It took a Pima County Superior Court jury only an hour of deliberation before convicting David Soto Cecena, 41.
His child victim was 4-years-old when Cecena began sexual abusing her. By the time she was 14, nine years later, this vicious child rapist was sexually exploiting the terrified girl on a daily basis.
The cold-blooded pedophile is described as having “absconded” when his bail, which was originally set at the ridiculously low amount of $10,000, was further lowered to a mere $5,000 by sympathetic judge, Deborah Bernini, when she learned the pedophile’s 11-year-old son was terminally ill. Bernini might have shown similar compassion for the victim of Cecena’s continuous brutality, and for the future victims of this pedophile, by denying his hardship request.
As might reasonably be expected, Cecena made the lowered bail and fled. He was not present for either the trial or verdict. In the unlikely possibility he is ever caught, a sentence, which ranges from 13 to 27 years, will be imposed.
Unfortunately, Judge Bernini is not up for retention on the November 2 General Election ballot. On the Pima County court’s welcome video Presiding Judge Jan Kearney says their mission is to provide timely, fair and efficient justice which instills public confidence in the system.
In this case the mission has fallen far short of its goal.
Recently Deborah O’Malley, formerly with The Heritage Foundation Center for Legal and Judicial Studies and now a Fellow at the John Jay Institute wrote this cogent review titled A Defense of the Elected Judiciary.
We urge you to read it.
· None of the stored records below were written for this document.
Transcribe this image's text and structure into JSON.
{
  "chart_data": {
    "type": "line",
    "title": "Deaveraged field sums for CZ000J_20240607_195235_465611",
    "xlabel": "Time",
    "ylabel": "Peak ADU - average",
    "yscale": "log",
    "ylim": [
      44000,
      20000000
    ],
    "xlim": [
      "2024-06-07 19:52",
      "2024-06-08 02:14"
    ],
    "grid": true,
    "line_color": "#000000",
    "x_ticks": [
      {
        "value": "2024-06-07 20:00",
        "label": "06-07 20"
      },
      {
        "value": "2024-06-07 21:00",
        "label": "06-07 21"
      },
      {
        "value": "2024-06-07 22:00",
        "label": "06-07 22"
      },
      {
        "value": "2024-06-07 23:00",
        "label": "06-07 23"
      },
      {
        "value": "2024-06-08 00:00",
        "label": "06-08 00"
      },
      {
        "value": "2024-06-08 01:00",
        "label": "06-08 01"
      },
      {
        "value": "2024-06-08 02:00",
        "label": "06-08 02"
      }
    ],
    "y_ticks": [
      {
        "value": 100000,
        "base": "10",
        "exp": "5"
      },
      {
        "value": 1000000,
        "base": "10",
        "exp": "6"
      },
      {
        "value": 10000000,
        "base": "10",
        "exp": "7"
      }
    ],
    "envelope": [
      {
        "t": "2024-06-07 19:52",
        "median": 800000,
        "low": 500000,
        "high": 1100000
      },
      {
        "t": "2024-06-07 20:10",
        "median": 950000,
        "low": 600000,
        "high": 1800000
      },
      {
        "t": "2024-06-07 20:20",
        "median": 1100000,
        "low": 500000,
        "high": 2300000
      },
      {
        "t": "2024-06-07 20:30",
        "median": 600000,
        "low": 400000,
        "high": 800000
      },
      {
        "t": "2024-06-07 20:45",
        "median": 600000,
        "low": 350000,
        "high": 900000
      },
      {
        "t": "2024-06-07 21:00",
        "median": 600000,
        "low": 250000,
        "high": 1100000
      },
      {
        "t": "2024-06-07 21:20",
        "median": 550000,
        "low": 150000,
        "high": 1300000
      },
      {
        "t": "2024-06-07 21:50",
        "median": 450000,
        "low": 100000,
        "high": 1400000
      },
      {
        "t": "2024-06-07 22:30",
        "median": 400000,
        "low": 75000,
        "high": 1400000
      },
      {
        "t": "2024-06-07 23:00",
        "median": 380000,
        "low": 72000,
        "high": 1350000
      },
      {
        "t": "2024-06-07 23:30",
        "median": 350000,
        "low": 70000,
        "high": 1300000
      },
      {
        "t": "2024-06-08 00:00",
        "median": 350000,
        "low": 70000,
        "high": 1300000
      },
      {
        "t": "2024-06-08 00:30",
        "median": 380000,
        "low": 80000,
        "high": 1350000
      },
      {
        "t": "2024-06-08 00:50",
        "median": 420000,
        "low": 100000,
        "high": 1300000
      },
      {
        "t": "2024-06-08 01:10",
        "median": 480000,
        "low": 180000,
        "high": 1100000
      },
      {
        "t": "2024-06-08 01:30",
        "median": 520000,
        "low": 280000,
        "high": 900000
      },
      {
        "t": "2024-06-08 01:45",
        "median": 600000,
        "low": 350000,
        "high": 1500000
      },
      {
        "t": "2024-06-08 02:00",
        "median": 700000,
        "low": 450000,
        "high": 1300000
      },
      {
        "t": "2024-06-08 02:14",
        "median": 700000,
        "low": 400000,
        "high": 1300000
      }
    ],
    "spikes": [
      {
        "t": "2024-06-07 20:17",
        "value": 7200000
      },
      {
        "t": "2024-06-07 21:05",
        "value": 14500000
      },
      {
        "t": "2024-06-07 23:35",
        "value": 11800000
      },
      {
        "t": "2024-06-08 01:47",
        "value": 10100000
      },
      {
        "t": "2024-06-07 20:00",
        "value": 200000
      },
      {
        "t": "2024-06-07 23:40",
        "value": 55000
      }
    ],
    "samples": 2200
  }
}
There are forty-eight judges up for retention in Maricopa County (greater Phoenix area), eight judges in Pima County (greater Tucson), and seven judges standing for retention on Division One of the Court of Appeals. Of the five Arizona Supreme Court Justices, only the name of the chief justice will appear on the November ballot.
Not a single Arizona judge has ever been removed through the farcical retention process.